Do ball pythons attack humans?

Ball pythons are arguably among the most popular pet snakes. They are ideal beginner reptiles because of their docile and easy to care nature. They are shy species that will coil around its head into a ball when frightened. Will it bite you or your pet? Well, in typical situations, ball pythons cannot attack their owners or other home pets. However, if in a rare situation, you get a bite, do not panic. Their bites are neither poisonous nor venomous and will not pose a threat to your life. However, if you are concerned the bite will get infected, consult a doctor for treatment.

FAQ’s about ball python’s aggression

1. Can ball pythons kill cats?

Ball pythons generally don’t present a threat to home pets such as cats. But in rare situations, an aggressive female ball python protecting her eggs can constrict itself on the cat’s neck and suffocate it to death. A cat may also very well kill a ball python.

2. Will my ball python kill my other pet snake?

Ball pythons are not a species that cohabits. They are a solitary species that only comes into contact with another of its kind for breeding purposes. If you place your ball python with other snakes in the same enclosure, it may cause them stress, refusal to eat, and even cannibalism.

3. When to know a ball python is about to be aggressive?

Ball pythons will adopt an ideal S strike position before they strike. In this position, its body is tightly wound with the snake’s head watching you. The following are the other warning signs to watch out:

  • A snake that wants to strike will coil up first
  • The snake may flash its mouth open, and shake or rattle the body
  • Change of moods from being calm to being aggressive
  • A ball python can also be unpredictable and may strike without showing any of the signs above
  • The snake may also become excited to pant or hiss

4. Are ball pythons affectionate? 

All snakes, including ball pythons, don’t show much affection. Snakes do not develop the crucial parts of the brain responsible for emotions like affection and love. However, keeping a snake pet is still one of the most rewarding hobbies. As long as you feel a strong bond with your ball python, that is all that matters.

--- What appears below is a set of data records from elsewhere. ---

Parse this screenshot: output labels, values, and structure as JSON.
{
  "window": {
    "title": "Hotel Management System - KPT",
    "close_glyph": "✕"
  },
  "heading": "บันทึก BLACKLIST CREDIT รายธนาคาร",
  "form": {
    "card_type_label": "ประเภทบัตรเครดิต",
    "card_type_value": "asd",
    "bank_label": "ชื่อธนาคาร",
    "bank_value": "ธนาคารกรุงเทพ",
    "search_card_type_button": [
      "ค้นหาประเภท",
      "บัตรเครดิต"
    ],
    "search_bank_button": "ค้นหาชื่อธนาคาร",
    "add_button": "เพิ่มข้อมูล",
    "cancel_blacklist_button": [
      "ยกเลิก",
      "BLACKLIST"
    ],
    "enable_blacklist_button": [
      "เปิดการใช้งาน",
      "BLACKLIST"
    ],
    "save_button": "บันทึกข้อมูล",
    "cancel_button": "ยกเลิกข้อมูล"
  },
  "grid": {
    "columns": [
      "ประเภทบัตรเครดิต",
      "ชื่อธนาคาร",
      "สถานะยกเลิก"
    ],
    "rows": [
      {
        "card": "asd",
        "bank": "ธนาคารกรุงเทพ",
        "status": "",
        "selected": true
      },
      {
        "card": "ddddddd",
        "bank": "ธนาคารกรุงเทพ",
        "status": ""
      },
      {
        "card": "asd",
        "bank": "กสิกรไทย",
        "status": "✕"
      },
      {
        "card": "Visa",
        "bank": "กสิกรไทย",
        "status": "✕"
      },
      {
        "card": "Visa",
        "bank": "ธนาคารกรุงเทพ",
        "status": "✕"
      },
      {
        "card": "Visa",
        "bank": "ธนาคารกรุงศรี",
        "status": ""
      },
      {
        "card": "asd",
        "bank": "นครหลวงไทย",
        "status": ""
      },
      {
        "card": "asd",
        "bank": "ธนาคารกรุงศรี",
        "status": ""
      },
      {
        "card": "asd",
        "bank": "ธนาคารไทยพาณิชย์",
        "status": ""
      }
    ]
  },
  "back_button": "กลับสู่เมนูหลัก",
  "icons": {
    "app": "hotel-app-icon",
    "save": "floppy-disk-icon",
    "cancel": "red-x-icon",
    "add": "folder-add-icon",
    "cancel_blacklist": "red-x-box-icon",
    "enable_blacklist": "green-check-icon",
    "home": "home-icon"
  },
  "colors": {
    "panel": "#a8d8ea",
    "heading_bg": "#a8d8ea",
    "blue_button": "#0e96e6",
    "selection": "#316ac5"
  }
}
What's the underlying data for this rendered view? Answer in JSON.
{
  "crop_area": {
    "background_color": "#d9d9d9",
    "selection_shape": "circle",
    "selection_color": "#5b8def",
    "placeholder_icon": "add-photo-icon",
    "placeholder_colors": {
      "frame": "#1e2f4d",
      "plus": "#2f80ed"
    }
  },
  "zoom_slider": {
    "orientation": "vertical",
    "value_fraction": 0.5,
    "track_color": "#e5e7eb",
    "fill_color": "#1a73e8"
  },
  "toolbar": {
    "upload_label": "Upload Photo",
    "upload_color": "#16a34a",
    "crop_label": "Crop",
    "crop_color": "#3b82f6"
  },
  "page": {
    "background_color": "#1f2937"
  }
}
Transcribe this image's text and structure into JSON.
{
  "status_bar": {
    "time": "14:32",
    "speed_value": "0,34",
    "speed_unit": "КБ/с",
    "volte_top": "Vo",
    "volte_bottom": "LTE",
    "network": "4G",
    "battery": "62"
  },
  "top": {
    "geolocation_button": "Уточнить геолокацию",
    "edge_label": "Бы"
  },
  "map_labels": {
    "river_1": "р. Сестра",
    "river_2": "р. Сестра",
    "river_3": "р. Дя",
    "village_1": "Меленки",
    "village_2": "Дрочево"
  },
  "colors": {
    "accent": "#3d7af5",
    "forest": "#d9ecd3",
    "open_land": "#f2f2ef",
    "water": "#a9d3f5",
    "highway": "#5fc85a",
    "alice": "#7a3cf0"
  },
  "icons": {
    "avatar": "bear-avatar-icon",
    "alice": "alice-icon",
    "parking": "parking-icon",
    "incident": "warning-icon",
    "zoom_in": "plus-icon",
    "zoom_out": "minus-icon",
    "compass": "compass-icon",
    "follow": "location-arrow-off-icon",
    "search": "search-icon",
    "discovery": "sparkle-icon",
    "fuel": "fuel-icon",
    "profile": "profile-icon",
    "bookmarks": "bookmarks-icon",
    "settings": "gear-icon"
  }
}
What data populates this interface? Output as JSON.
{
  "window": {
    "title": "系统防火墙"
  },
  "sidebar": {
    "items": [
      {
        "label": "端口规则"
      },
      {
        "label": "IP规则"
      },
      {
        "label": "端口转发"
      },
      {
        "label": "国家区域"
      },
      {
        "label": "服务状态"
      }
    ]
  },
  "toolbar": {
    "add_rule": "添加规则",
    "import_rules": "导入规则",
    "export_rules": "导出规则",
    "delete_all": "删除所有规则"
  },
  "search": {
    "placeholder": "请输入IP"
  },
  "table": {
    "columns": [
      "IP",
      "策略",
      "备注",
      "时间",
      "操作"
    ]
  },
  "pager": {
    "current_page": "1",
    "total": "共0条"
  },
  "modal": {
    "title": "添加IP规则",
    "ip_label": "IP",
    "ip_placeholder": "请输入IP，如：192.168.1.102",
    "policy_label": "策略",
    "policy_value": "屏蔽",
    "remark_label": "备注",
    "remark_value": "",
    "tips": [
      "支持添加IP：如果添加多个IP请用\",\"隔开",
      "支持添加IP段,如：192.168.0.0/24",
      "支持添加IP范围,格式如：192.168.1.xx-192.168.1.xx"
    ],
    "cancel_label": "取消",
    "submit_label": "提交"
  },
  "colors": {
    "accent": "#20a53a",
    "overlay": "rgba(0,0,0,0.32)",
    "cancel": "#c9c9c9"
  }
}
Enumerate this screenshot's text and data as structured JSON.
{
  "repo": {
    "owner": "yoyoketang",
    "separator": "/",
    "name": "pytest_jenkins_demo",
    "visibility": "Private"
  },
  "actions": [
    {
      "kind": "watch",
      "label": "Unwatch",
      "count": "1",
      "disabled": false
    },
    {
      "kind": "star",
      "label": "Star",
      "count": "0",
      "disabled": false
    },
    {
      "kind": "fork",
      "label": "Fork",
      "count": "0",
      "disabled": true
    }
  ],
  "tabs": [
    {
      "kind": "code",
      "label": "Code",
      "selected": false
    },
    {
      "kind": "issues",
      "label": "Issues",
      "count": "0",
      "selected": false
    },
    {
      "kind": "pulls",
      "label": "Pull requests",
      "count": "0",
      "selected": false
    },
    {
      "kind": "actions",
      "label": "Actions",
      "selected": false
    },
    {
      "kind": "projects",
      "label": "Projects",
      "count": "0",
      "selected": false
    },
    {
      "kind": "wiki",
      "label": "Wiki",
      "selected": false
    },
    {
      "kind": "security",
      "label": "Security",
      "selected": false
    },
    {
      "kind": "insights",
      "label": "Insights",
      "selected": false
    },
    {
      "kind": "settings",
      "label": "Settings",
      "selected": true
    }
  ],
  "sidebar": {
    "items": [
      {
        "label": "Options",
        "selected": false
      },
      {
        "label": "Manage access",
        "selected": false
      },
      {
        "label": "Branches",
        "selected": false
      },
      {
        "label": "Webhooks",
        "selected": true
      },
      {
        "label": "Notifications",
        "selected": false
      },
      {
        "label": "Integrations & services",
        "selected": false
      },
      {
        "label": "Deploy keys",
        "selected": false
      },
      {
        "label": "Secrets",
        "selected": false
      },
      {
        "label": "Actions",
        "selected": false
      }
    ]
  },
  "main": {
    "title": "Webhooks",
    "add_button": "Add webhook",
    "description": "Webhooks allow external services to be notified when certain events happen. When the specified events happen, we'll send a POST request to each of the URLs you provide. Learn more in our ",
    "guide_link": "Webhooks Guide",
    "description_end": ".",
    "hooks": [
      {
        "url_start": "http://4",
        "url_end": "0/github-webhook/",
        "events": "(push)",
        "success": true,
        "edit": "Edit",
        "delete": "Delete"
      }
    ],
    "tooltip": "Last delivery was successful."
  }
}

5. Do ball pythons have fangs?

Ball pythons, like other non-venomous snakes, don’t have fangs. However, they have over 100 inward curving teeth. Ball python bites don’t typically cause harm at all. However, the mental shock that comes with the bite is usually more harrowing than the bite’s resultant effect.

Ball pythons are generally not aggressive and will not pose a threat to you or your family. However, it is important to learn the triggers that may turn your typically content pet to attack you or your dog. Owing to their gentle temperaments and a reasonable size at full adult maturity, ball pythons, are arguably one of the best snake pets.

When planning to get a ball python, ensure you have the means and know-how to properly care for these fantastic pets. Optimize their environment and be patient before introducing your dog. Also, when handling the snake, be confident, and very calm. Ball pythons pick up on nerves, and being jumpy or nervous can make them defensive and more aggressive. With proper handling and care, you will have a content snake that is likely to show little to no signs of aggression towards you or your dog.